Brave move: Texans' decision to draft Williams in 2006 is paying off
Houston Texans picked Mario Williams ahead of Reggie Bush and Vince Young
Texans never seriously considered Young, who they thought wasn't ready
The Texans' doubts about Bush's durability have panned out
Were the Texans brilliant in the 2006 draft? Or just lucky?
That question is worth pondering as Houston enters the upcoming season believing defensive end Mario Williams could become this year's version of Pittsburgh Steelers star James Harrison. That is, Williams appears on the brink of transforming himself from a hardly-known and rejected commodity, like Harrison was before breaking out in 2007, into an NFL Defensive Player Of The Year-type athlete.
After Williams amassed 26 sacks the past two seasons, earning second-team All Pro honors in 2007 and Pro Bowl status last year, no one could dispel the notion as outrageous.
There is one significant difference between Williams and Harrison, however. Williams was not just hardly-known and rejected. Compared to other No. 1 picks, he was virtually unheard of ... and then despised.
When Williams was drafted No. 1 overall in 2006 out of North Carolina State, much of Houston and the NFL considered his selection an unfathomable mistake. He was jeered in his home stadium, loathed not for what he was, but for what he was not -- Reggie Bush or Vince Young.
"The unfortunate thing for Mario was he didn't pick himself, somebody else did," former Texans general manager Charley Casserly said this month, looking back at the 2006 draft. "He had to take it all and none of it was justified. It was not going to be a popular decision to take him. We knew that."
What the Texans nor anyone could have imagined was the amount of venom and criticism spewed at the 6-foot-7, 285-pound lightning rod. Once the Texans selected Williams instead of the dazzling Heisman Trophy-winning Bush and god-like hometown hero Young, the pick cut deep into the heart of football country. It became personal. Season ticket-holders cancelled. Fans fired off nasty e-mails and calls to Texans owner Bob McNair, coach Gary Kubiak and Casserly.
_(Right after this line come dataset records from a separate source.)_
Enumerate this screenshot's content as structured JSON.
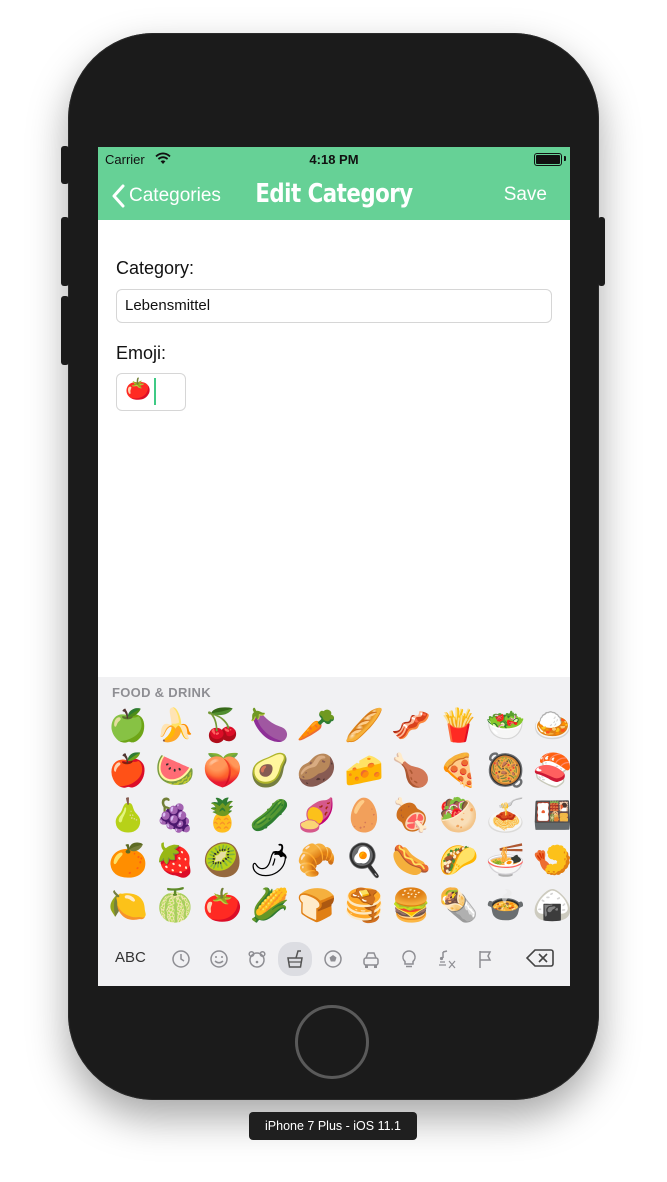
{
  "status_bar": {
    "carrier": "Carrier",
    "time": "4:18 PM"
  },
  "nav": {
    "back_label": "Categories",
    "title": "Edit Category",
    "save_label": "Save"
  },
  "form": {
    "category_label": "Category:",
    "category_value": "Lebensmittel",
    "emoji_label": "Emoji:",
    "emoji_value": "🍅"
  },
  "keyboard": {
    "section_title": "FOOD & DRINK",
    "emojis": [
      [
        "🍏",
        "🍌",
        "🍒",
        "🍆",
        "🥕",
        "🥖",
        "🥓",
        "🍟",
        "🥗",
        "🍛"
      ],
      [
        "🍎",
        "🍉",
        "🍑",
        "🥑",
        "🥔",
        "🧀",
        "🍗",
        "🍕",
        "🥘",
        "🍣"
      ],
      [
        "🍐",
        "🍇",
        "🍍",
        "🥒",
        "🍠",
        "🥚",
        "🍖",
        "🥙",
        "🍝",
        "🍱"
      ],
      [
        "🍊",
        "🍓",
        "🥝",
        "🌶",
        "🥐",
        "🍳",
        "🌭",
        "🌮",
        "🍜",
        "🍤"
      ],
      [
        "🍋",
        "🍈",
        "🍅",
        "🌽",
        "🍞",
        "🥞",
        "🍔",
        "🌯",
        "🍲",
        "🍙"
      ]
    ],
    "abc_label": "ABC",
    "categories": [
      "clock-icon",
      "smiley-icon",
      "animal-icon",
      "food-icon",
      "ball-icon",
      "car-icon",
      "lightbulb-icon",
      "symbols-icon",
      "flag-icon"
    ],
    "active_category": "food-icon"
  },
  "device_label": "iPhone 7 Plus - iOS 11.1",
  "colors": {
    "accent": "#66d196",
    "caret": "#3fca85",
    "keyboard_bg": "#f1f1f3"
  }
}
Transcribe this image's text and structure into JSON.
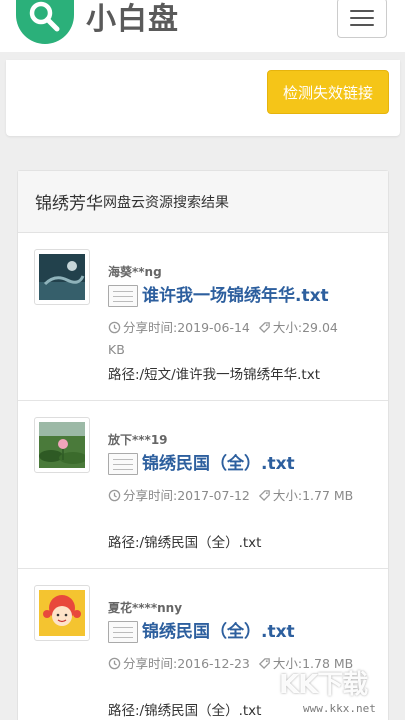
{
  "header": {
    "brand": "小白盘",
    "logo_icon": "search-icon",
    "menu_icon": "hamburger-menu-icon",
    "brand_color": "#2bb07a"
  },
  "top_panel": {
    "check_button": "检测失效链接",
    "button_color": "#f5c518"
  },
  "results": {
    "keyword": "锦绣芳华",
    "suffix": "网盘云资源搜索结果",
    "items": [
      {
        "user": "海葵**ng",
        "title": "谁许我一场锦绣年华.txt",
        "share_label": "分享时间:",
        "share_time": "2019-06-14",
        "size_label": "大小:",
        "size": "29.04 KB",
        "path": "路径:/短文/谁许我一场锦绣年华.txt"
      },
      {
        "user": "放下***19",
        "title": "锦绣民国（全）.txt",
        "share_label": "分享时间:",
        "share_time": "2017-07-12",
        "size_label": "大小:",
        "size": "1.77 MB",
        "path": "路径:/锦绣民国（全）.txt"
      },
      {
        "user": "夏花****nny",
        "title": "锦绣民国（全）.txt",
        "share_label": "分享时间:",
        "share_time": "2016-12-23",
        "size_label": "大小:",
        "size": "1.78 MB",
        "path": "路径:/锦绣民国（全）.txt"
      }
    ]
  },
  "watermark": {
    "text": "KK下载",
    "url": "www.kkx.net"
  }
}
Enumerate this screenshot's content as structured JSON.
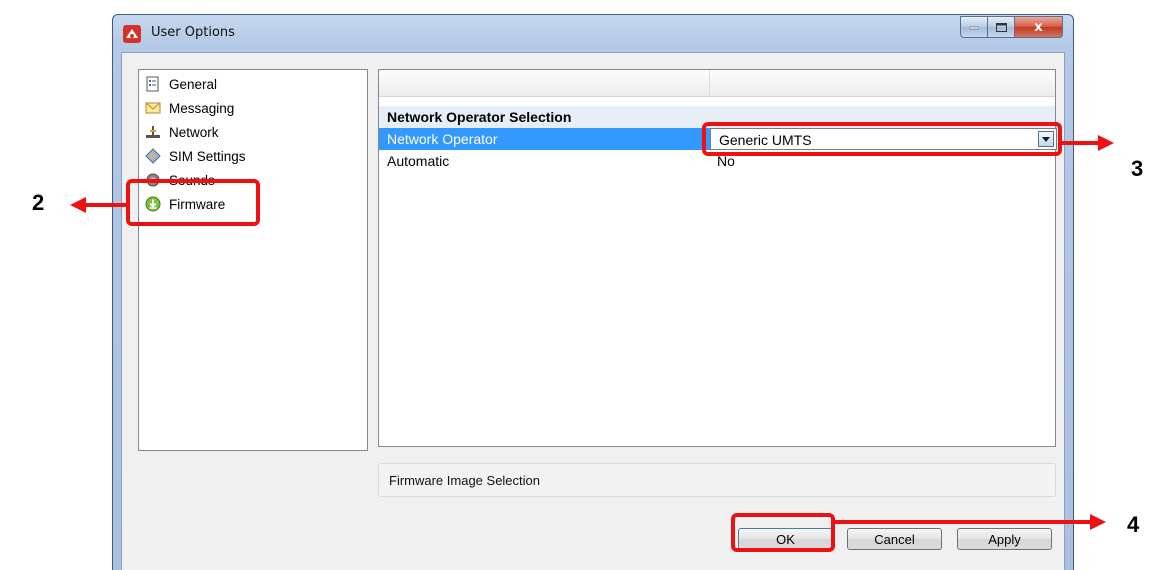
{
  "window": {
    "title": "User Options",
    "close_glyph": "x"
  },
  "tree": {
    "items": [
      {
        "label": "General",
        "icon": "general-icon"
      },
      {
        "label": "Messaging",
        "icon": "envelope-icon"
      },
      {
        "label": "Network",
        "icon": "network-icon"
      },
      {
        "label": "SIM Settings",
        "icon": "sim-card-icon"
      },
      {
        "label": "Sounds",
        "icon": "speaker-icon"
      },
      {
        "label": "Firmware",
        "icon": "download-icon"
      }
    ]
  },
  "grid": {
    "group_label": "Network Operator Selection",
    "rows": [
      {
        "label": "Network Operator",
        "value": "Generic UMTS"
      },
      {
        "label": "Automatic",
        "value": "No"
      }
    ]
  },
  "description": "Firmware Image Selection",
  "buttons": {
    "ok": "OK",
    "cancel": "Cancel",
    "apply": "Apply"
  },
  "callouts": {
    "firmware": "2",
    "combo": "3",
    "ok": "4"
  },
  "colors": {
    "highlight": "#ee1111",
    "selection": "#3399ff",
    "group_row": "#e7eef8"
  }
}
"I made the statement, 'if you're going to boo somebody, boo me,'" Casserly said. "I said, 'get all over me. Criticize me.' And they did. They listened."
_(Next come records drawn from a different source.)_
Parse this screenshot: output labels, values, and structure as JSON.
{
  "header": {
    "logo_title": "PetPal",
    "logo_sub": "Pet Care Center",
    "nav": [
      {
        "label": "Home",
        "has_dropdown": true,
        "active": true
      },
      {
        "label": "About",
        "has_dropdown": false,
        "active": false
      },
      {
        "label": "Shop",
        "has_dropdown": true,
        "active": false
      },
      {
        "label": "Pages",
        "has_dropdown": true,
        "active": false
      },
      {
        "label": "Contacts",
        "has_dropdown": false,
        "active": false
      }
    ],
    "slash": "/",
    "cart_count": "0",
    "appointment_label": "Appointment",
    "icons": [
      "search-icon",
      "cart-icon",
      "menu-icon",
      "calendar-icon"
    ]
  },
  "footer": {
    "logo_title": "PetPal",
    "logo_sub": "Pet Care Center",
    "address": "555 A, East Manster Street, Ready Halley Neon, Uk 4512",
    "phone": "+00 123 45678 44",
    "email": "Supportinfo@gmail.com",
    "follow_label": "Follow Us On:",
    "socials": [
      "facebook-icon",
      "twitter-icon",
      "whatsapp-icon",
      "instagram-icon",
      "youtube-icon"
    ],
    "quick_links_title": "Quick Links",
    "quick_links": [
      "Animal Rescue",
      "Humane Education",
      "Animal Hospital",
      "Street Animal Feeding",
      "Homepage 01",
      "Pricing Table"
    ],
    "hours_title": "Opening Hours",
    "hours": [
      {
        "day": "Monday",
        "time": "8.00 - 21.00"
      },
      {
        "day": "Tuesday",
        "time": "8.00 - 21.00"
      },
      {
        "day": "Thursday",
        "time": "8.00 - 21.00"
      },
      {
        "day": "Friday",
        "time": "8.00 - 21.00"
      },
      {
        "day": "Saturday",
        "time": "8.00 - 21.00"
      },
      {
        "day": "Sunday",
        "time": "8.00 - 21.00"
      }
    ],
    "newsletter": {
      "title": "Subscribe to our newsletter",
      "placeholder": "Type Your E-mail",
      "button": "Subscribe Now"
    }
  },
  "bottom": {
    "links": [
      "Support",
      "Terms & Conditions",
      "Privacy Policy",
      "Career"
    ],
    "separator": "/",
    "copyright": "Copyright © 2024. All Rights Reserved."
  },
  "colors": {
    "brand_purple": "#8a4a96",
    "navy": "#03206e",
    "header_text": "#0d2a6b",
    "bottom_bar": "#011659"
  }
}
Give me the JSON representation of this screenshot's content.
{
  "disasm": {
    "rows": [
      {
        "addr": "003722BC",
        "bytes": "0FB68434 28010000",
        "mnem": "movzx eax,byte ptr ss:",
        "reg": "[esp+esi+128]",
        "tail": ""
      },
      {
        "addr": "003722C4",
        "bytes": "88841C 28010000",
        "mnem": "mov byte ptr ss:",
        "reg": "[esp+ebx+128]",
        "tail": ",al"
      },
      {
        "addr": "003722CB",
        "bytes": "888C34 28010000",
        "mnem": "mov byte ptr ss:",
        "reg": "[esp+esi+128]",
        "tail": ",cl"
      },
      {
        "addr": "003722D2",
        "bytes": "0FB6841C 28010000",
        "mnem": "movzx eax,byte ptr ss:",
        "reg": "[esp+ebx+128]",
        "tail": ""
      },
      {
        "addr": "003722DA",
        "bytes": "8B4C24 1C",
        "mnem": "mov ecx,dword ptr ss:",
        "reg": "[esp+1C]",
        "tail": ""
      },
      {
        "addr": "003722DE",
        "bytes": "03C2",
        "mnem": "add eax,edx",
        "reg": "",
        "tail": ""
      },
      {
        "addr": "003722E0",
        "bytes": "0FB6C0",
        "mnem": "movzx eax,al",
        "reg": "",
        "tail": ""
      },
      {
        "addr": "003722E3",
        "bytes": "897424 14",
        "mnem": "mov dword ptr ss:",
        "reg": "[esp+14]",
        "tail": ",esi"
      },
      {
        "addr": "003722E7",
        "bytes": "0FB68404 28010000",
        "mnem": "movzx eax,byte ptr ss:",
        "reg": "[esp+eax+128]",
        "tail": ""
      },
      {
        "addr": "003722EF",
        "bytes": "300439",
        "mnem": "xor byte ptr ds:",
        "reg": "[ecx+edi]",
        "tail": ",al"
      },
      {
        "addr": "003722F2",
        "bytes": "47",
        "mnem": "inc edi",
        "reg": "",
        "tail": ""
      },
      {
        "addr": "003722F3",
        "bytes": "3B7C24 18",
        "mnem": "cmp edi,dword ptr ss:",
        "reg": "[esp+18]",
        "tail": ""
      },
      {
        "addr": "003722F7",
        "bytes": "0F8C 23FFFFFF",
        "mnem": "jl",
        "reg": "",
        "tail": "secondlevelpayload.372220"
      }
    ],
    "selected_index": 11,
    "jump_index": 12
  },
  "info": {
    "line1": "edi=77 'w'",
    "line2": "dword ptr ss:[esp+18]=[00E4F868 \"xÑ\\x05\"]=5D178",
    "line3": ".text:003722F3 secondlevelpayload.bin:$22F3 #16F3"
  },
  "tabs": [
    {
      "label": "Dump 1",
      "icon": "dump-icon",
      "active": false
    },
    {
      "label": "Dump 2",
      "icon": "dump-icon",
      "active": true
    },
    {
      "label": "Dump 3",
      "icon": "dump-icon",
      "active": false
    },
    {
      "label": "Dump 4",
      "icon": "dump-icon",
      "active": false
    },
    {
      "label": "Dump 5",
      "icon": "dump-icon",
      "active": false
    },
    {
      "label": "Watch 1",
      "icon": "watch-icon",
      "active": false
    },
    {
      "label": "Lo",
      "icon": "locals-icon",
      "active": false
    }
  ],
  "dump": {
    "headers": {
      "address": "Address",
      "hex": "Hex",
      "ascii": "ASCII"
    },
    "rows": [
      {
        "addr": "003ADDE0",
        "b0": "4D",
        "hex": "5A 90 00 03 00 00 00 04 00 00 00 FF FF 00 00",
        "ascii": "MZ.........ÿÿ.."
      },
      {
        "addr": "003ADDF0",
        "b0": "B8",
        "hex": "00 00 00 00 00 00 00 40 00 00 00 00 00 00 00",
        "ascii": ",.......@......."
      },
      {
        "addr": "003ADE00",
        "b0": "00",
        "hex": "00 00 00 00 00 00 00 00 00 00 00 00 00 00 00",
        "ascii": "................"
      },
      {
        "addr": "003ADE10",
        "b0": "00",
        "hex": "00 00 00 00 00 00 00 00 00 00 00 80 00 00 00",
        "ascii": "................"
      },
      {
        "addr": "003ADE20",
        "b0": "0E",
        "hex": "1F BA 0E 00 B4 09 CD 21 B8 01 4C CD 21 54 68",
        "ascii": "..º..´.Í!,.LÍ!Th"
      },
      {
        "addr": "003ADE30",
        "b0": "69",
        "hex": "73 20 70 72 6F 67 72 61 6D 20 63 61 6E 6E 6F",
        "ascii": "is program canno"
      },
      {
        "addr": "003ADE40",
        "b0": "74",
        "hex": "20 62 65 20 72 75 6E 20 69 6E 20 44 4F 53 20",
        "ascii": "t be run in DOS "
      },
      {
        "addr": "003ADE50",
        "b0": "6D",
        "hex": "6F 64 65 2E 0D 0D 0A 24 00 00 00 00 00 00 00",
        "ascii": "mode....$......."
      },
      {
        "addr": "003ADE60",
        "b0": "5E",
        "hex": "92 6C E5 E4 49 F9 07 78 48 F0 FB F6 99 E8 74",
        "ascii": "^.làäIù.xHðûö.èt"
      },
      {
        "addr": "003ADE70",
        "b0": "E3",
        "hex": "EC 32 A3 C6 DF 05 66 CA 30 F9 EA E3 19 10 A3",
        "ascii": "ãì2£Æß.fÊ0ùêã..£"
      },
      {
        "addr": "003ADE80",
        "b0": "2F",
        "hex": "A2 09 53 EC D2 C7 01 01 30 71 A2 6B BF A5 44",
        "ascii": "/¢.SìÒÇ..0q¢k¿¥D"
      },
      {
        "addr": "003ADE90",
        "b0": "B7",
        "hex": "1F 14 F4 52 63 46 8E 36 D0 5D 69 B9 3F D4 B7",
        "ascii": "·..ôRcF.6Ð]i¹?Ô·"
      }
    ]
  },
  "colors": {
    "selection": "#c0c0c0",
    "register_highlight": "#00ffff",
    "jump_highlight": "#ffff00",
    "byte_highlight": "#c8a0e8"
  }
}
Talk radio sizzled with name-calling. Casserly resigned two weeks after helping new coach Kubiak through his first draft. Local and national opinion-makers used words like "moronic" and "stupid" to describe the Texans' perceived draft blunder for the ages.
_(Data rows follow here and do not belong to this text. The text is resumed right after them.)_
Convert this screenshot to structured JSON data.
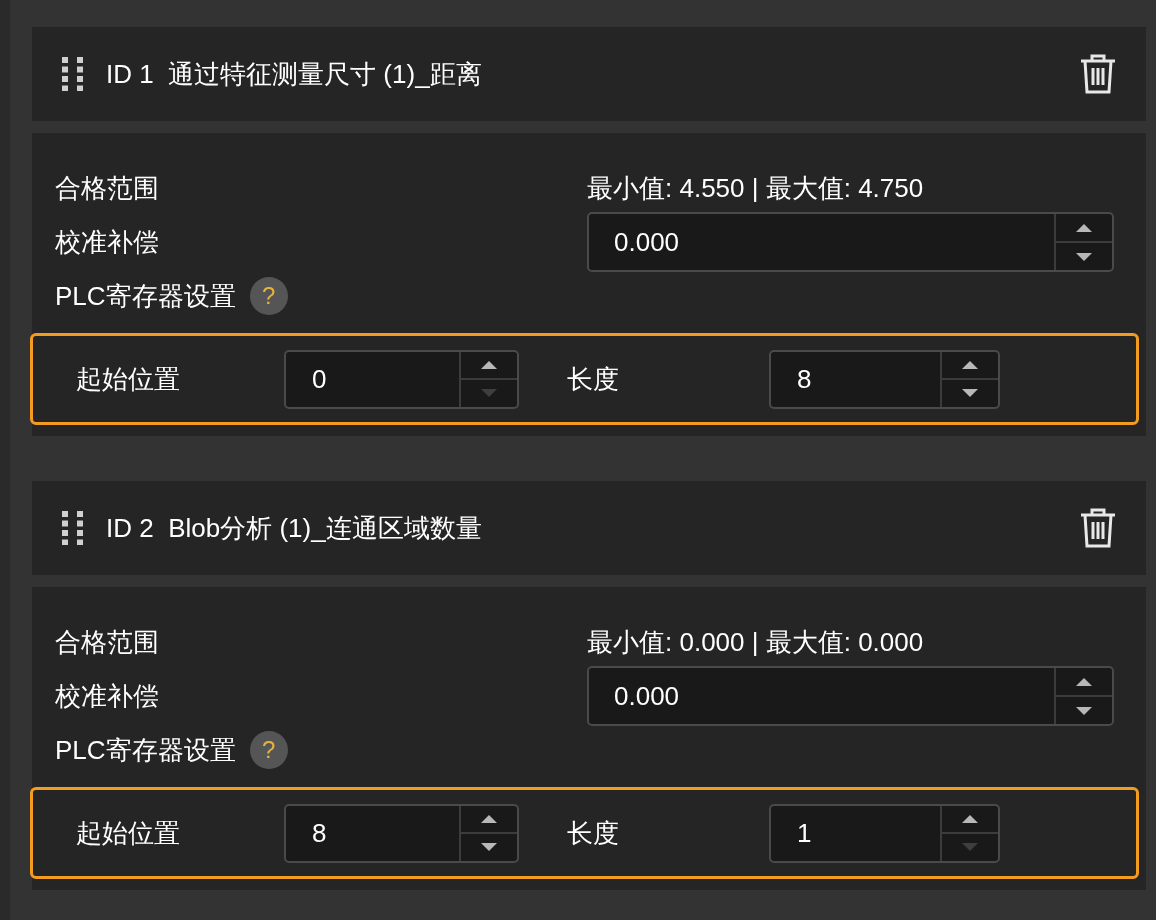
{
  "items": [
    {
      "id_label": "ID 1",
      "name": "通过特征测量尺寸 (1)_距离",
      "range_label": "合格范围",
      "range_value": "最小值: 4.550 | 最大值: 4.750",
      "calibration_label": "校准补偿",
      "calibration": {
        "value": "0.000",
        "up_disabled": false,
        "down_disabled": false
      },
      "plc_label": "PLC寄存器设置",
      "help": "?",
      "plc_highlighted": true,
      "start_label": "起始位置",
      "start": {
        "value": "0",
        "up_disabled": false,
        "down_disabled": true
      },
      "length_label": "长度",
      "length": {
        "value": "8",
        "up_disabled": false,
        "down_disabled": false
      }
    },
    {
      "id_label": "ID 2",
      "name": "Blob分析 (1)_连通区域数量",
      "range_label": "合格范围",
      "range_value": "最小值: 0.000 | 最大值: 0.000",
      "calibration_label": "校准补偿",
      "calibration": {
        "value": "0.000",
        "up_disabled": false,
        "down_disabled": false
      },
      "plc_label": "PLC寄存器设置",
      "help": "?",
      "plc_highlighted": true,
      "start_label": "起始位置",
      "start": {
        "value": "8",
        "up_disabled": false,
        "down_disabled": false
      },
      "length_label": "长度",
      "length": {
        "value": "1",
        "up_disabled": false,
        "down_disabled": true
      }
    }
  ]
}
Worse, Bush was taken No. 2 overall and immediately contributed for the playoff-bound Saints in 2006. Young, selected No. 3 overall by the Tennessee Titans, was named AFC Offensive Rookie of the Year.
Even if Young's rookie award came almost by default as he put up pedestrian numbers (12 TDs, 13 INTs, 61.7 QB rating), his team won. And Houston fans were unforgiving, especially since Williams struggled as a rookie. He bounced to all four positions along the defensive line and finished with just 4.5 sacks.
The Texans remained steadfast that time would justify their decision. Turns out they were right. In fact, the No. 2 and No. 3 selections may well go down as Dumb and Dumber. Bush is injury-prone and not nearly as effective as during his rookie year. Young is riding the bench, prone for bizarre off-field behavior.
Since his rookie season, Bush has played just 22 games and rushed for 985 yards and six touchdowns. That's less than Texans' 2008 third-round pick Steve Slaton (1,282-yards, nine TDs) had in 2008 alone.
Young was injured, then benched. He never picked up the Titans' offense as he was replaced by Kerry Collins. Young has thrown just 10 touchdowns against 19 interceptions since his rookie season. Last year, he reached a disturbing low, sulking, refusing to re-enter one game and going M.I.A., with police reporting that friends, family and coaches worried about Young's "emotional well-being."
Thus the question again as we look behind the scenes of the '06 draft and Williams approaches 2009 with legitimate lofty expectations: Were the Texans brilliant or just lucky?
Interestingly, the part of the story that cut the deepest among Houston fans -- spurning Young -- never even was an option for the Texans. The team never seriously considered Young.